Re: [Tutor] Shelve & immutable objects

2014-01-02 Thread David Hutto
> Separately, I'm also curious about how to process big files. For example,
I
> was trying to play 100 million games of chutes & ladders

Without doing the 100,000,000, you could try either researching the nums,
or trying an algorithm that tried intervals, and narrowed down the best ,
and numerically decisive amount of largest intervals of chute and ladders..
___
Tutor maillist  -  Tutor@python.org
To unsubscribe or change subscription options:
https://mail.python.org/mailman/listinfo/tutor


Re: [Tutor] Shelve & immutable objects

2014-01-02 Thread Danny Yoo
> Separately, I'm also curious about how to process big files. For example, I
> was trying to play 100 million games of chutes & ladders, and I crashed my
> machine, I believe: the game results, including 4 ints & 2 short lists of
> ints per game, are gathered into a list, so it can become a pretty big list.
> I need to do stats and other analyses on it in the end (okay, I really don't
> NEED to play 100 million games of chutes & ladders, but as long as I
> have...): I suppose I could break it into manageable (maybe 1 million games
> each), but that will make some of the stats either clunky or wrong (I
> haven't really attacked that part yet).

This is probably one of those cases where you don't want to persist
this in active memory, but rather store it in some kind of long-term
store.

We can do a back of the envelope calculation to see why.  An int's
native size is 4 bytes on 32-bit machines.  This is Python, so there's
a bit more overhead.  Let's roughly say that each record about 10
ints, so about 40 bytes.

100 * 10^6 records * 40 bytes per record = 4 * 10^9 bytes.

###
>>> import humanize
>>> humanize.intword(4*10**9)
'4 billion'
###

So that's about 4 billion bytes, as a very rough guess.

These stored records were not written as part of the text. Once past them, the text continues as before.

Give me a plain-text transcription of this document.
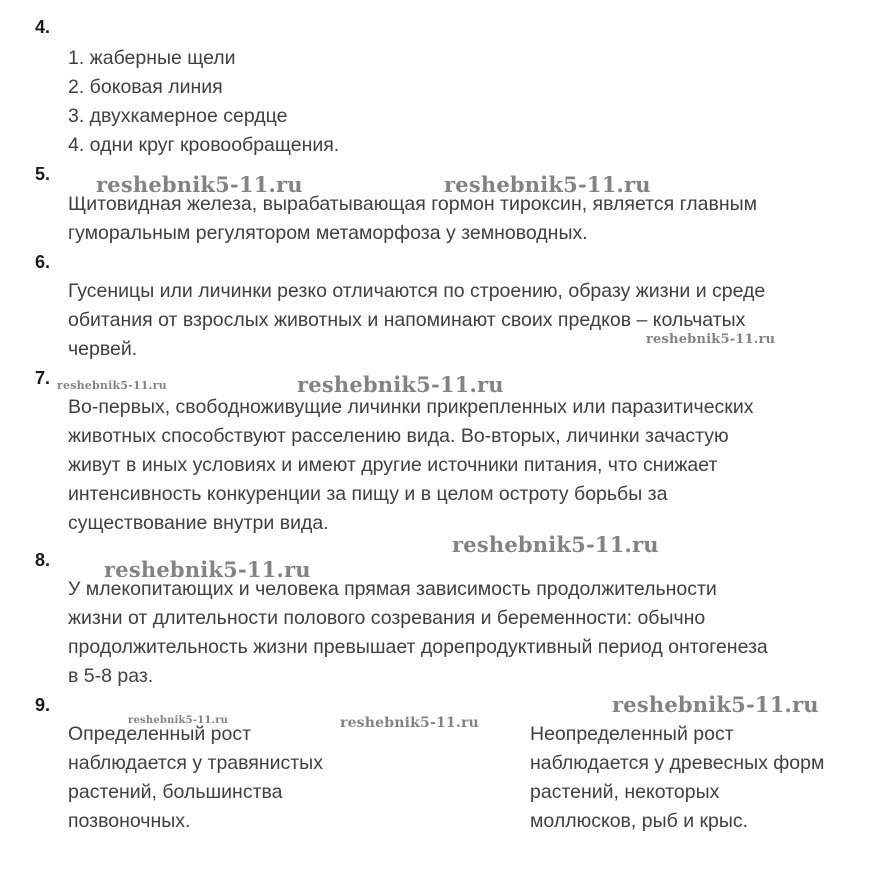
4.
1. жаберные щели
2. боковая линия
3. двухкамерное сердце
4. одни круг кровообращения.
5. reshebnik5-11.ru	reshebnik5-11.ru
Щитовидная железа, вырабатывающая гормон тироксин, является главным
гуморальным регулятором метаморфоза у земноводных.
6.
Гусеницы или личинки резко отличаются по строению, образу жизни и среде
обитания от взрослых животных и напоминают своих предков – кольчатых
червей.	reshebnik5-11.ru
7. reshebnik5-11.ru	reshebnik5-11.ru
Во-первых, свободноживущие личинки прикрепленных или паразитических
животных способствуют расселению вида. Во-вторых, личинки зачастую
живут в иных условиях и имеют другие источники питания, что снижает
интенсивность конкуренции за пищу и в целом остроту борьбы за
существование внутри вида.
8.
reshebnik5-11.ru
reshebnik5-11.ru
У млекопитающих и человека прямая зависимость продолжительности
жизни от длительности полового созревания и беременности: обычно
продолжительность жизни превышает дорепродуктивный период онтогенеза
в 5-8 раз.
9.	reshebnik5-11.ru
reshebnik5-11.ru	reshebnik5-11.ru
Определенный рост
наблюдается у травянистых
растений, большинства
позвоночных.
Неопределенный рост
наблюдается у древесных форм
растений, некоторых
моллюсков, рыб и крыс.
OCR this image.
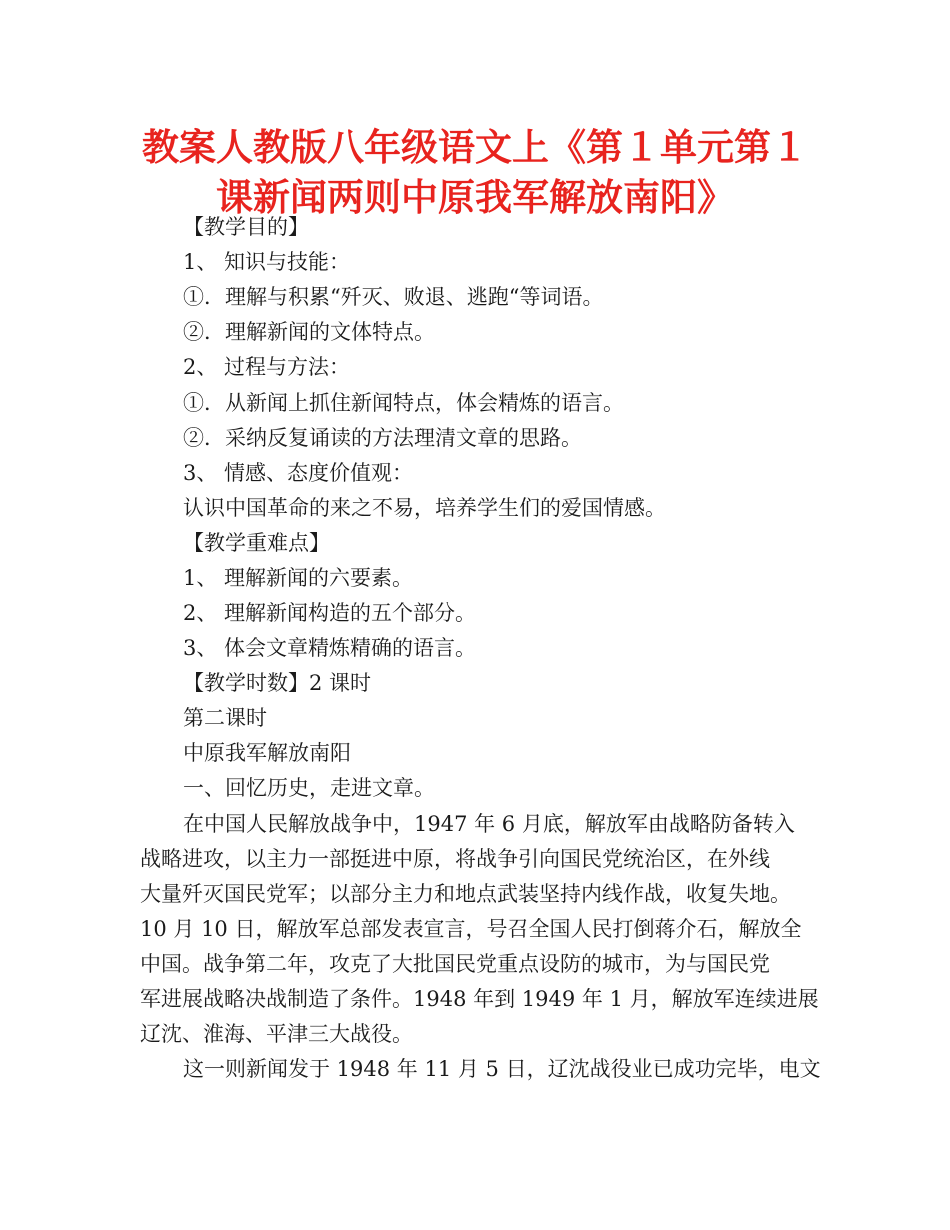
教案人教版八年级语文上《第１单元第１
课新闻两则中原我军解放南阳》
【教学目的】
1、 知识与技能：
①．理解与积累“歼灭、败退、逃跑“等词语。
②．理解新闻的文体特点。
2、 过程与方法：
①．从新闻上抓住新闻特点，体会精炼的语言。
②．采纳反复诵读的方法理清文章的思路。
3、 情感、态度价值观：
认识中国革命的来之不易，培养学生们的爱国情感。
【教学重难点】
1、 理解新闻的六要素。
2、 理解新闻构造的五个部分。
3、 体会文章精炼精确的语言。
【教学时数】2 课时
第二课时
中原我军解放南阳
一、回忆历史，走进文章。
在中国人民解放战争中，1947 年 6 月底，解放军由战略防备转入
战略进攻，以主力一部挺进中原，将战争引向国民党统治区，在外线
大量歼灭国民党军；以部分主力和地点武装坚持内线作战，收复失地。
10 月 10 日，解放军总部发表宣言，号召全国人民打倒蒋介石，解放全
中国。战争第二年，攻克了大批国民党重点设防的城市，为与国民党
军进展战略决战制造了条件。1948 年到 1949 年 1 月，解放军连续进展
辽沈、淮海、平津三大战役。
这一则新闻发于 1948 年 11 月 5 日，辽沈战役业已成功完毕，电文
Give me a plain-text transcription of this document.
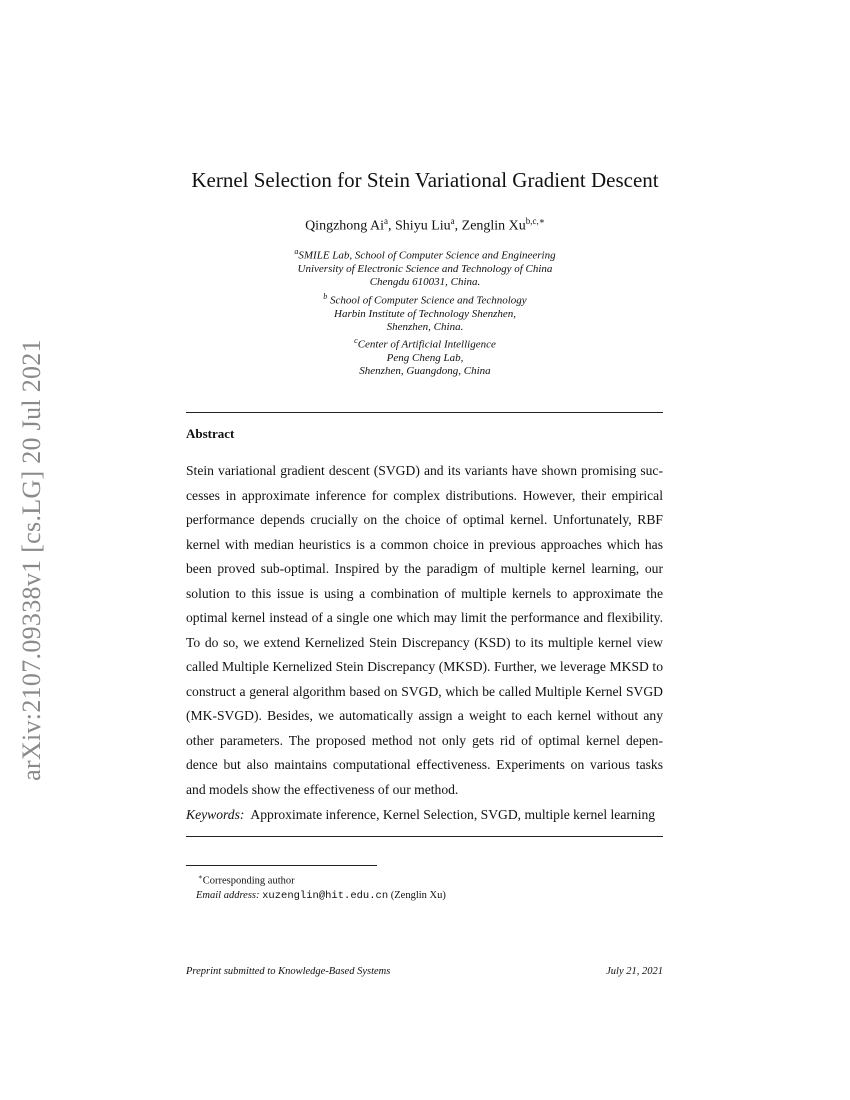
arXiv:2107.09338v1 [cs.LG] 20 Jul 2021
Kernel Selection for Stein Variational Gradient Descent
Qingzhong Ai$^a$, Shiyu Liu$^a$, Zenglin $Xu^{b,c,∗}$
$^a$SMILE Lab, School of Computer Science and Engineering
University of Electronic Science and Technology of China
Chengdu 610031, China.
$^b$ School of Computer Science and Technology
Harbin Institute of Technology Shenzhen,
Shenzhen, China.
$^c$Center of Artificial Intelligence
Peng Cheng Lab,
Shenzhen, Guangdong, China
Abstract
Stein variational gradient descent (SVGD) and its variants have shown promising suc-
cesses in approximate inference for complex distributions. However, their empirical
performance depends crucially on the choice of optimal kernel. Unfortunately, RBF
kernel with median heuristics is a common choice in previous approaches which has
been proved sub-optimal. Inspired by the paradigm of multiple kernel learning, our
solution to this issue is using a combination of multiple kernels to approximate the
optimal kernel instead of a single one which may limit the performance and flexibility.
To do so, we extend Kernelized Stein Discrepancy (KSD) to its multiple kernel view
called Multiple Kernelized Stein Discrepancy (MKSD). Further, we leverage MKSD to
construct a general algorithm based on SVGD, which be called Multiple Kernel SVGD
(MK-SVGD). Besides, we automatically assign a weight to each kernel without any
other parameters. The proposed method not only gets rid of optimal kernel depen-
dence but also maintains computational effectiveness. Experiments on various tasks
and models show the effectiveness of our method.
Keywords: Approximate inference, Kernel Selection, SVGD, multiple kernel learning
∗Corresponding author
Email address: xuzenglin@hit.edu.cn (Zenglin Xu)
Preprint submitted to Knowledge-Based Systems	July 21, 2021
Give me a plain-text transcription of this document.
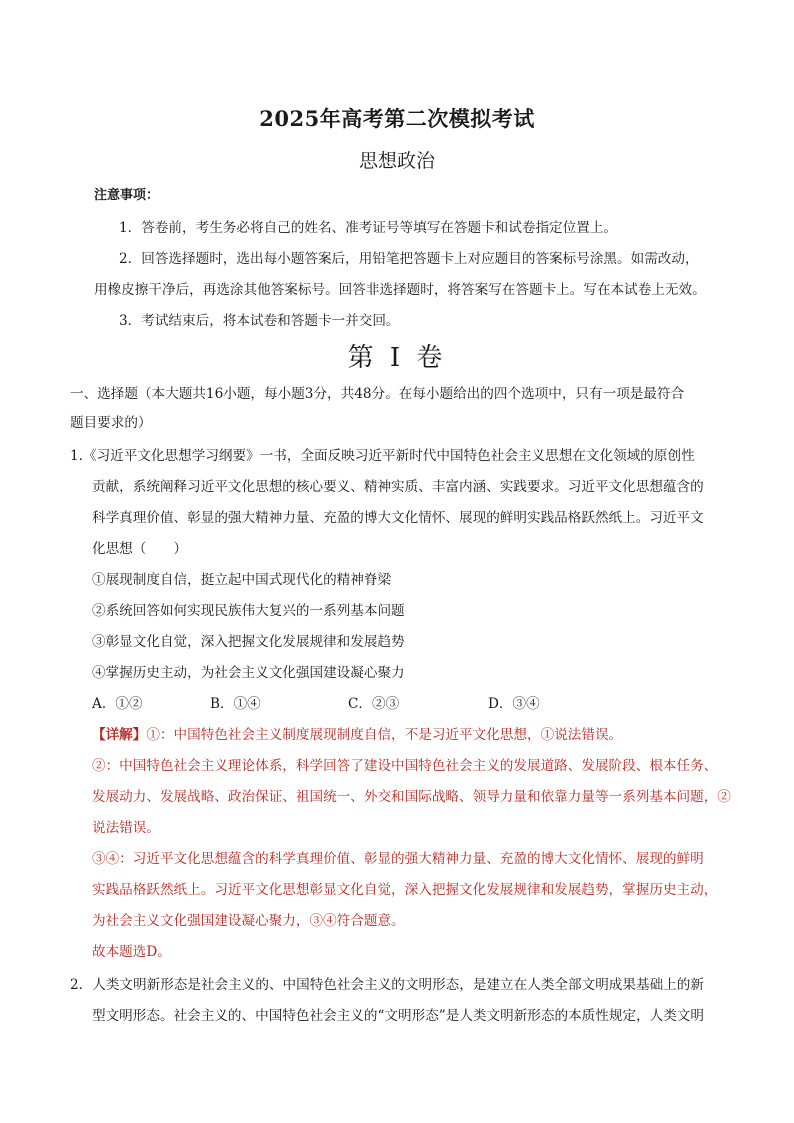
2025年高考第二次模拟考试
思想政治
注意事项：
1．答卷前，考生务必将自己的姓名、准考证号等填写在答题卡和试卷指定位置上。
2．回答选择题时，选出每小题答案后，用铅笔把答题卡上对应题目的答案标号涂黑。如需改动，
用橡皮擦干净后，再选涂其他答案标号。回答非选择题时，将答案写在答题卡上。写在本试卷上无效。
3．考试结束后，将本试卷和答题卡一并交回。
第 I 卷
一、选择题（本大题共16小题，每小题3分，共48分。在每小题给出的四个选项中，只有一项是最符合
题目要求的）
1.《习近平文化思想学习纲要》一书，全面反映习近平新时代中国特色社会主义思想在文化领域的原创性
贡献，系统阐释习近平文化思想的核心要义、精神实质、丰富内涵、实践要求。习近平文化思想蕴含的
科学真理价值、彰显的强大精神力量、充盈的博大文化情怀、展现的鲜明实践品格跃然纸上。习近平文
化思想（　　）
①展现制度自信，挺立起中国式现代化的精神脊梁
②系统回答如何实现民族伟大复兴的一系列基本问题
③彰显文化自觉，深入把握文化发展规律和发展趋势
④掌握历史主动，为社会主义文化强国建设凝心聚力
A．①②	B．①④	C．②③	D．③④
【详解】①：中国特色社会主义制度展现制度自信，不是习近平文化思想，①说法错误。
②：中国特色社会主义理论体系，科学回答了建设中国特色社会主义的发展道路、发展阶段、根本任务、
发展动力、发展战略、政治保证、祖国统一、外交和国际战略、领导力量和依靠力量等一系列基本问题，②
说法错误。
③④：习近平文化思想蕴含的科学真理价值、彰显的强大精神力量、充盈的博大文化情怀、展现的鲜明
实践品格跃然纸上。习近平文化思想彰显文化自觉，深入把握文化发展规律和发展趋势，掌握历史主动，
为社会主义文化强国建设凝心聚力，③④符合题意。
故本题选D。
2．人类文明新形态是社会主义的、中国特色社会主义的文明形态，是建立在人类全部文明成果基础上的新
型文明形态。社会主义的、中国特色社会主义的“文明形态”是人类文明新形态的本质性规定，人类文明
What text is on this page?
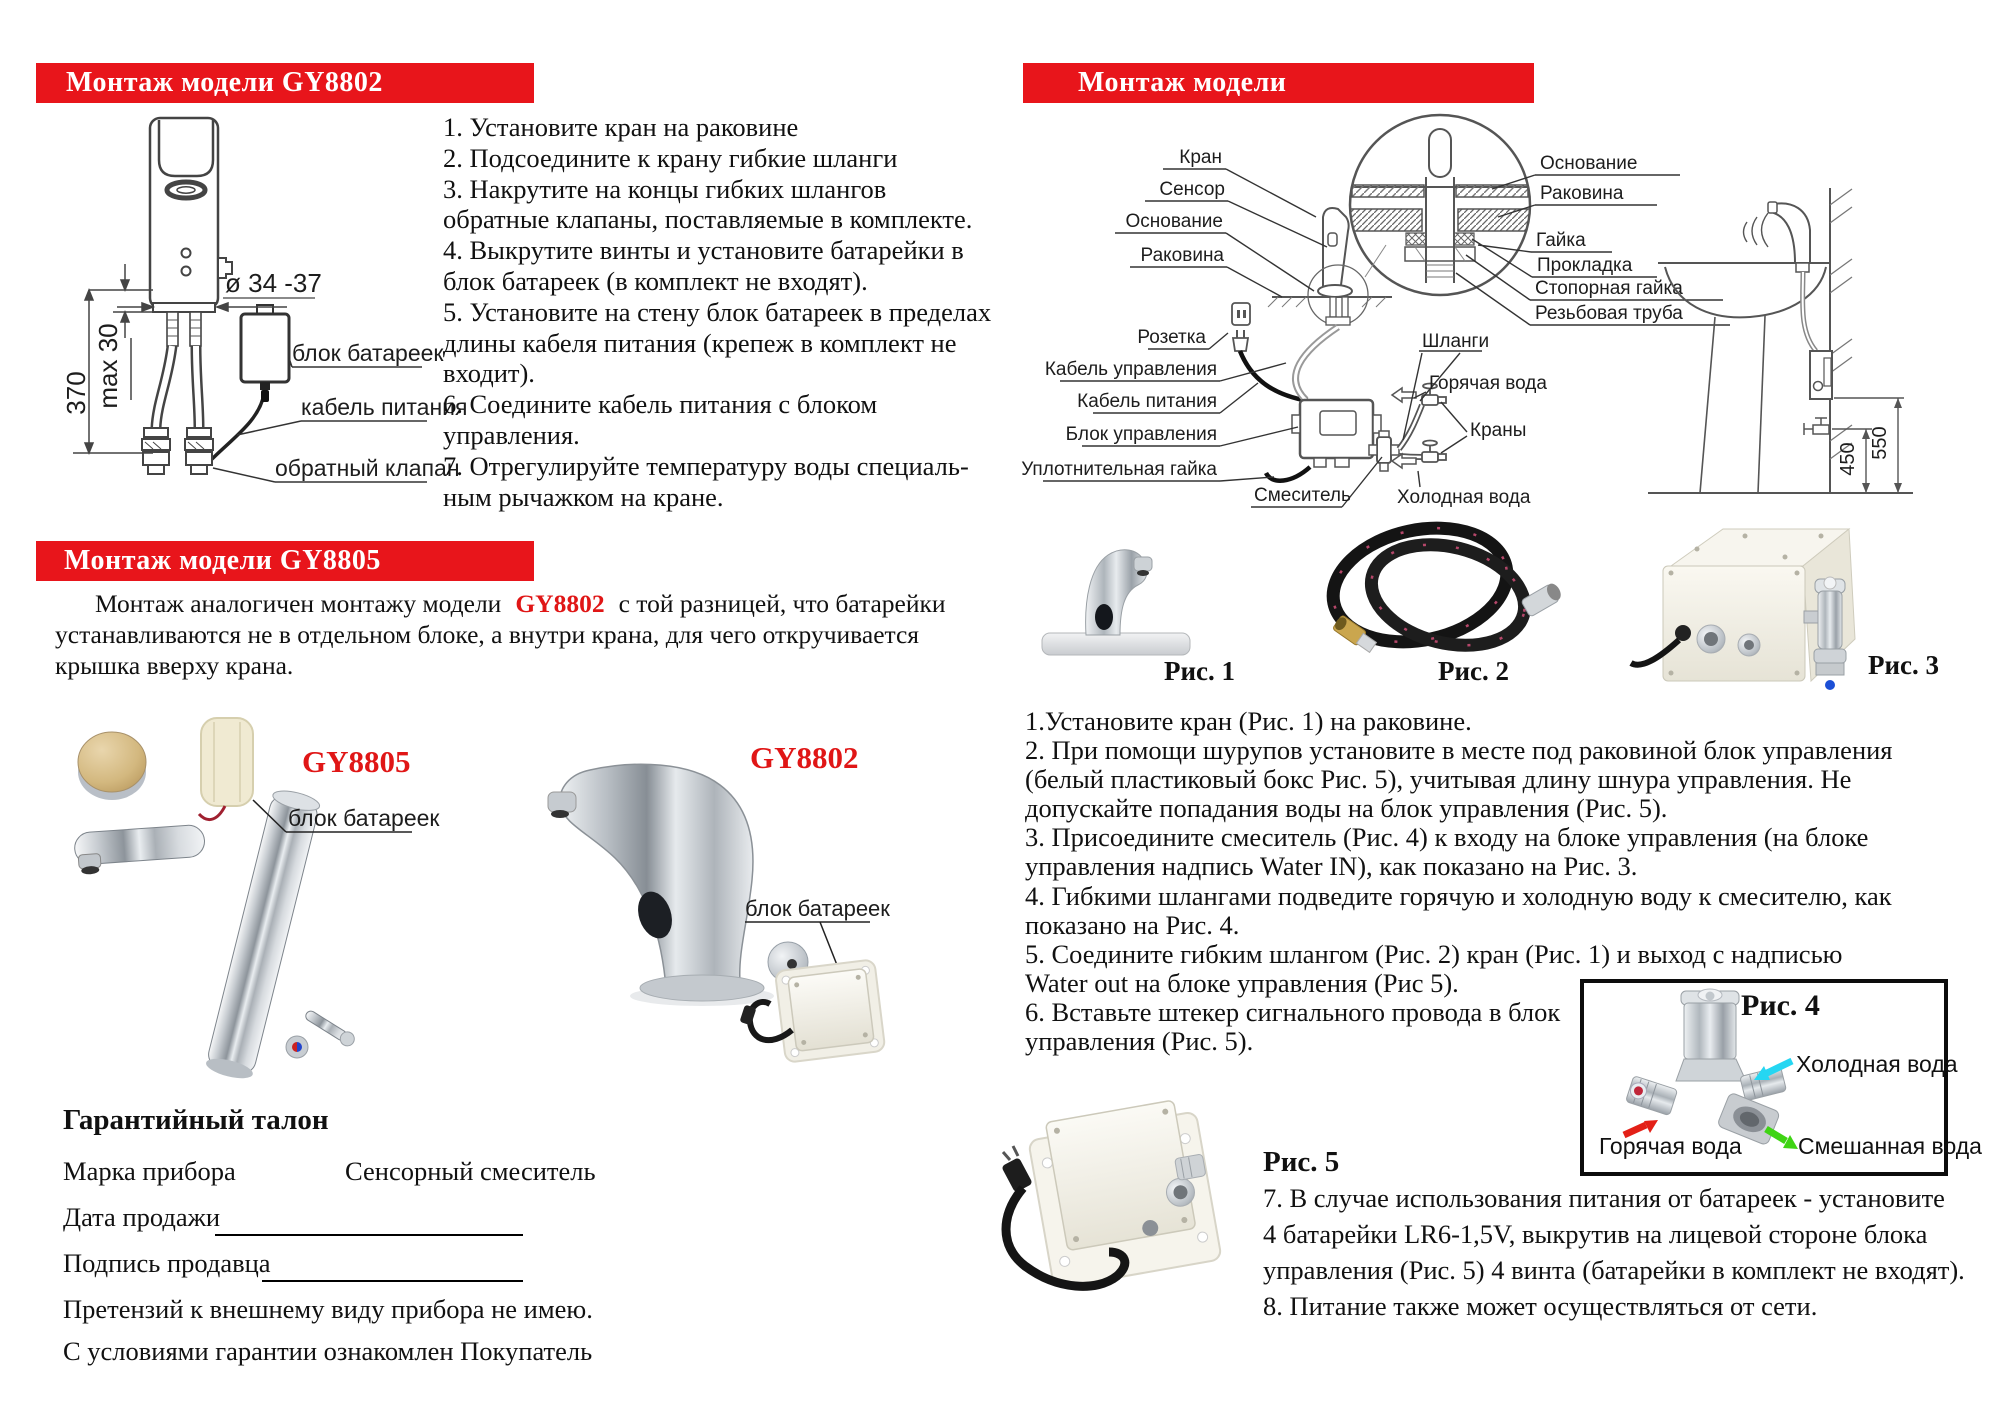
Монтаж модели GY8802
370 max 30
ø 34 -37
блок батареек
кабель питания
обратный клапан
1. Установите кран на раковине
2. Подсоедините к крану гибкие шланги
3. Накрутите на концы гибких шлангов
обратные клапаны, поставляемые в комплекте.
4. Выкрутите винты и установите батарейки в
блок батареек (в комплект не входят).
5. Установите на стену блок батареек в пределах
длины кабеля питания (крепеж в комплект не
входит).
6. Соедините кабель питания с блоком
управления.
7. Отрегулируйте температуру воды специаль-
ным рычажком на кране.
Монтаж модели GY8805
Монтаж аналогичен монтажу модели GY8802 с той разницей, что батарейки
устанавливаются не в отдельном блоке, а внутри крана, для чего откручивается
крышка вверху крана.
GY8805
блок батареек
GY8802
блок батареек
Гарантийный талон
Марка прибора	Сенсорный смеситель
Дата продажи
Подпись продавца
Претензий к внешнему виду прибора не имею.
С условиями гарантии ознакомлен Покупатель
Монтаж модели
Кран
Сенсор
Основание
Раковина
Розетка
Кабель управления
Кабель питания
Блок управления
Уплотнительная гайка
Смеситель
Шланги
Горячая вода
Краны
Холодная вода
Основание
Раковина
Гайка
Прокладка
Стопорная гайка
Резьбовая труба
550
450
Рис. 1	Рис. 2	Рис. 3
1.Установите кран (Рис. 1) на раковине.
2. При помощи шурупов установите в месте под раковиной блок управления
(белый пластиковый бокс Рис. 5), учитывая длину шнура управления. Не
допускайте попадания воды на блок управления (Рис. 5).
3. Присоедините смеситель (Рис. 4) к входу на блоке управления (на блоке
управления надпись Water IN), как показано на Рис. 3.
4. Гибкими шлангами подведите горячую и холодную воду к смесителю, как
показано на Рис. 4.
5. Соедините гибким шлангом (Рис. 2) кран (Рис. 1) и выход с надписью
Water out на блоке управления (Рис 5).
6. Вставьте штекер сигнального провода в блок
управления (Рис. 5).
Рис. 4
Холодная вода
Горячая вода Смешанная вода
Рис. 5
7. В случае использования питания от батареек - установите
4 батарейки LR6-1,5V, выкрутив на лицевой стороне блока
управления (Рис. 5) 4 винта (батарейки в комплект не входят).
8. Питание также может осуществляться от сети.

Unfortunately, when we get to those magnitudes, that's way too large
to fit into a standard computer's memory.  32-bit machines can only
address up to about 4 billion bytes:


>>> humanize.intword(2**32)
'4.3 billion'


So trying to juggle all those records in short-term RAM is a
non-starter: it won't work.  We'll want to do something different
instead, such as saving each record into a persistent on-disk,
external database.

If you're interested, bring this up as a separate topic on
python-tutor, and I'm sure folks here will be happy to talk about it.


Good luck!
___
Tutor maillist  -  Tutor@python.org
To unsubscribe or change subscription options:
https://mail.python.org/mailman/listinfo/tutor


Re: [Tutor] Shelve & immutable objects

2014-01-02 Thread eryksun
On Thu, Jan 2, 2014 at 4:15 AM, Keith Winston  wrote:
> Thanks for all this Eryksun (and Mark!), but... I don't understand why you
> brought gdbm in? Is it something underlying shelve, or a better approach, or
> something else? That last part really puts me in a pickle, and I don't
> understand why.

A Shelf is backed by a container with the following mapping methods:

keys
__contains__
__getitem__
__setitem__
__delitem__
__len__

Shelf will also try to call `close` and `sync` on the container if
available. For some reason no one has made Shelf into a context
manager (i.e. __enter__ and __exit__), so remember to close() it.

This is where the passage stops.